Gastrointestinal side effects are the limiting factor in the prescription of non-steroidal antirheumatic drugs (NSAID). However, there are no recent data from Austria. The aim of this prevalence study was therefore to assess the gastrointestinal risk from NSAID in Austria. A total of 1347 patients were observed in an outpatient setting between March 2000 and February 2001. Side effects from NSAID were documented by questionnaire at two time points with a mean interval of 31 days.
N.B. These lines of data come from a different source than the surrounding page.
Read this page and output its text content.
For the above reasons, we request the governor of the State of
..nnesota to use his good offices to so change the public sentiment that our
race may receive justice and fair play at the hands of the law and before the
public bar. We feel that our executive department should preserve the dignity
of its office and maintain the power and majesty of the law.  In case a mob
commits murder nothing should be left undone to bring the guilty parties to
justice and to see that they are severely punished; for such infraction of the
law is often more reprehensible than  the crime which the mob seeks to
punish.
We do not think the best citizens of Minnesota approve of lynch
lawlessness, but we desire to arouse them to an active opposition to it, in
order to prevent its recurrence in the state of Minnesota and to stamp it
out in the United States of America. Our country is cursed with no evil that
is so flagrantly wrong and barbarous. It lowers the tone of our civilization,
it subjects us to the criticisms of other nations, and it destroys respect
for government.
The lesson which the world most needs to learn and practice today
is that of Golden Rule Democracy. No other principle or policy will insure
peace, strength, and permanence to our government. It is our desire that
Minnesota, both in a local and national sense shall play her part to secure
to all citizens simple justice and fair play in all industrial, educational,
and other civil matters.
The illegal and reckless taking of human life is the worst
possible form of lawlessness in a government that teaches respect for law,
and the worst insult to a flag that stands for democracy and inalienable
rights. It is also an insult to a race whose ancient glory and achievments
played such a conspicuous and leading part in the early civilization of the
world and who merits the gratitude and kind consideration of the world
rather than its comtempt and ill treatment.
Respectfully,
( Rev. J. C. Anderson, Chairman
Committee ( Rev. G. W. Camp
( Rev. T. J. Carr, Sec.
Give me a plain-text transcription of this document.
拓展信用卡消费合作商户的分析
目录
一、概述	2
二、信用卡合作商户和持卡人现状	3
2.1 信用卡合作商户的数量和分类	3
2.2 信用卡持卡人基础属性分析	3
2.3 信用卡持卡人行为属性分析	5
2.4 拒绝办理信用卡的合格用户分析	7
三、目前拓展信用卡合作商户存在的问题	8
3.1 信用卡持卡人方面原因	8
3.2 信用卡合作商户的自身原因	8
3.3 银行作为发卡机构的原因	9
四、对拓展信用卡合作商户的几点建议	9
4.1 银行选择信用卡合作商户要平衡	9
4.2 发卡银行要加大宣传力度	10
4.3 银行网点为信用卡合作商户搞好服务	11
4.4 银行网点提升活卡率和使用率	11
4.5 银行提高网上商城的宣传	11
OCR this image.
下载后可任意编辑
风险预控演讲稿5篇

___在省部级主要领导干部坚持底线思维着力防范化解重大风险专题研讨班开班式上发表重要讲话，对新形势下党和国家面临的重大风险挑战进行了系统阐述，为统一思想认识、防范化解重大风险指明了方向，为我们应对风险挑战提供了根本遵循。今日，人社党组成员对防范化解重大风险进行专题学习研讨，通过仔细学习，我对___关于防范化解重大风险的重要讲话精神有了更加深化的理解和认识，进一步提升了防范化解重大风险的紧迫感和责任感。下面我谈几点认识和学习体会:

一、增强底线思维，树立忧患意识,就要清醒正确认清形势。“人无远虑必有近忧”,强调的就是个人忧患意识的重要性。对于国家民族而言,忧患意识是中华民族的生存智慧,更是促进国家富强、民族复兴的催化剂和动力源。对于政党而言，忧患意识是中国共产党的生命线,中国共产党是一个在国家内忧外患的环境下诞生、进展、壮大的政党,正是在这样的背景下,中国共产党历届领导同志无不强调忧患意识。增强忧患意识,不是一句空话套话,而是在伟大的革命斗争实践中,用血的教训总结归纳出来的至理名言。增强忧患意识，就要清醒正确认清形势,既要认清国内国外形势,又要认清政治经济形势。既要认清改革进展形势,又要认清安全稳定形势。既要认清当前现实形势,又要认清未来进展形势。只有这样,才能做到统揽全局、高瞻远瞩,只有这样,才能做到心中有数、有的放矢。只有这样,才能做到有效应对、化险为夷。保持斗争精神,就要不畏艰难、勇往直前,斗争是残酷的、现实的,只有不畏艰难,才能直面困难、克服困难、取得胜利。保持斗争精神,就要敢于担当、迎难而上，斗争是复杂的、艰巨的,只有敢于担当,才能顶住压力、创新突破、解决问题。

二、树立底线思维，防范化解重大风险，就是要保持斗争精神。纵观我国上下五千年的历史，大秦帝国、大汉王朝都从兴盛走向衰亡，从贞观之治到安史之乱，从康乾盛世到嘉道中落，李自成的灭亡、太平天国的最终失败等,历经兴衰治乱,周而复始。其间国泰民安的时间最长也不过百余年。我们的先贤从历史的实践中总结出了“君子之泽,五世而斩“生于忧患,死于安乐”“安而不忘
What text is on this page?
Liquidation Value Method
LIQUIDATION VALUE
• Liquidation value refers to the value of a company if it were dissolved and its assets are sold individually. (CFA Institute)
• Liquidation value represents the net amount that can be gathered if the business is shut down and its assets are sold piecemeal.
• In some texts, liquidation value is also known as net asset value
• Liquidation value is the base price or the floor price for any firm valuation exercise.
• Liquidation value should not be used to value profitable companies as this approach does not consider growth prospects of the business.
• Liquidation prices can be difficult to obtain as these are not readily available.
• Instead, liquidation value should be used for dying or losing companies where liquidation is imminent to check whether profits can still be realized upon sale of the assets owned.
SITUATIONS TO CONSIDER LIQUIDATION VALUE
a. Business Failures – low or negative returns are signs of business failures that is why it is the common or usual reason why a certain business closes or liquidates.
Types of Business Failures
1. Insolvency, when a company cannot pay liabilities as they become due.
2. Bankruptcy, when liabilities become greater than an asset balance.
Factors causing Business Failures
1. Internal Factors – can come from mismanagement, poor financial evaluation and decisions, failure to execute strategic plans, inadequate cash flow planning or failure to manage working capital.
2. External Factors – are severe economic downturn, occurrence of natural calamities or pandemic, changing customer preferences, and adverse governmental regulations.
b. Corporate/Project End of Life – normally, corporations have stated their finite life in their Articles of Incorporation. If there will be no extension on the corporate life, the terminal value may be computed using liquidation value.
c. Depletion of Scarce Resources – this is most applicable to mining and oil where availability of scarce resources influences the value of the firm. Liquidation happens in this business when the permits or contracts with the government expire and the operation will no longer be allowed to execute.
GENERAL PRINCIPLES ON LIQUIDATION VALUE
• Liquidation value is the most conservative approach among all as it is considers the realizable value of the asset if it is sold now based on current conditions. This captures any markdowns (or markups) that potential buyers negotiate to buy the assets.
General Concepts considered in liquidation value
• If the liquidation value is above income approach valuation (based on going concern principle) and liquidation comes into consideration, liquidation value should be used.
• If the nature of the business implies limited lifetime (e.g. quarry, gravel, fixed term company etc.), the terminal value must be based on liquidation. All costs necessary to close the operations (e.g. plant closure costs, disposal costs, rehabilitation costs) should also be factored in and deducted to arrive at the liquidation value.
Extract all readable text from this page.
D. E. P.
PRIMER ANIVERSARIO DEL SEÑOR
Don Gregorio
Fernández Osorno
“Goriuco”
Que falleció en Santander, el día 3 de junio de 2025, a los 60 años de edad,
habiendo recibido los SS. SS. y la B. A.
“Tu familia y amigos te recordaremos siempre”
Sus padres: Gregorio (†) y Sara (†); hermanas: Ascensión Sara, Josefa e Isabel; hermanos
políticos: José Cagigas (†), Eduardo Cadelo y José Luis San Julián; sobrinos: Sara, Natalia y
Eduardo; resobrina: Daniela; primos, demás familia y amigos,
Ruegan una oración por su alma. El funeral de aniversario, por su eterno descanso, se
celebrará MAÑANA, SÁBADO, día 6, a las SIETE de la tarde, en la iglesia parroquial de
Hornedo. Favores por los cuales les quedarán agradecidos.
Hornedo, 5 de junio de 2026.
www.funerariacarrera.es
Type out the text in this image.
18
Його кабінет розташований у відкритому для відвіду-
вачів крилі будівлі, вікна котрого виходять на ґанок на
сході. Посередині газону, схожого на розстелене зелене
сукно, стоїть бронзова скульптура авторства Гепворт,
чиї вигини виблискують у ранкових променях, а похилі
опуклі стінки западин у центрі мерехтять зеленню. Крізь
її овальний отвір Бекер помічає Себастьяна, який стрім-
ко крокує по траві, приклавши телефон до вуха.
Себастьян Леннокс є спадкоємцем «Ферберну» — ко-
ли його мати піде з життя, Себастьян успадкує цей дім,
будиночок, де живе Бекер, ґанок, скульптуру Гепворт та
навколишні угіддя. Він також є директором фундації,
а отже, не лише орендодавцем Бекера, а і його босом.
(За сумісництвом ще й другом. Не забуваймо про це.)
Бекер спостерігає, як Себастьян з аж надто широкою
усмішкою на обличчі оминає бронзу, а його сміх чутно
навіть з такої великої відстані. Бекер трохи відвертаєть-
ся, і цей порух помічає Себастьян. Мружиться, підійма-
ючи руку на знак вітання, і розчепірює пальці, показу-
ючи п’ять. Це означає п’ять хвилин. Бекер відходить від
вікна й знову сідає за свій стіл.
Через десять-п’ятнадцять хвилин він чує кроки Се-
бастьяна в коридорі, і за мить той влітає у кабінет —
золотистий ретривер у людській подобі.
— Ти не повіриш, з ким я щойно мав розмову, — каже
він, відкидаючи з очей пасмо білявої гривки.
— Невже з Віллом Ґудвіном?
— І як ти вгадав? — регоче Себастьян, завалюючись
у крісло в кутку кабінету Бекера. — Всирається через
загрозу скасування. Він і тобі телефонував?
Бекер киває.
Documented data were analysed descriptively using an explorative strategy. The prevalence of side effects was compared to data from literature. Side effects were reported by 18.1% of the patients, severe gastro-intestinal complications (ulcer, bleeding, perforation) were diagnosed in 0.7%. Prescription of effective GI-protection (proton pump inhibitors, misoprostole, famotidin in high dose) was seen in only one third of the patients at risk. The prevalence of severe gastrointestinal side effects by NSAIDs assessed in our study was clearly lower than the prevalence reported in the Anglo-American literature. This may be due to a different prescription behaviour: about 75% of the patients took Diclofenac, lbuprofen or Meloxicam, drugs which have a very low potential of gastrointestinal complications. However, more information for general practitioners is needed yet to sufficiently protect patients at gastrointestinal risk from NSAID.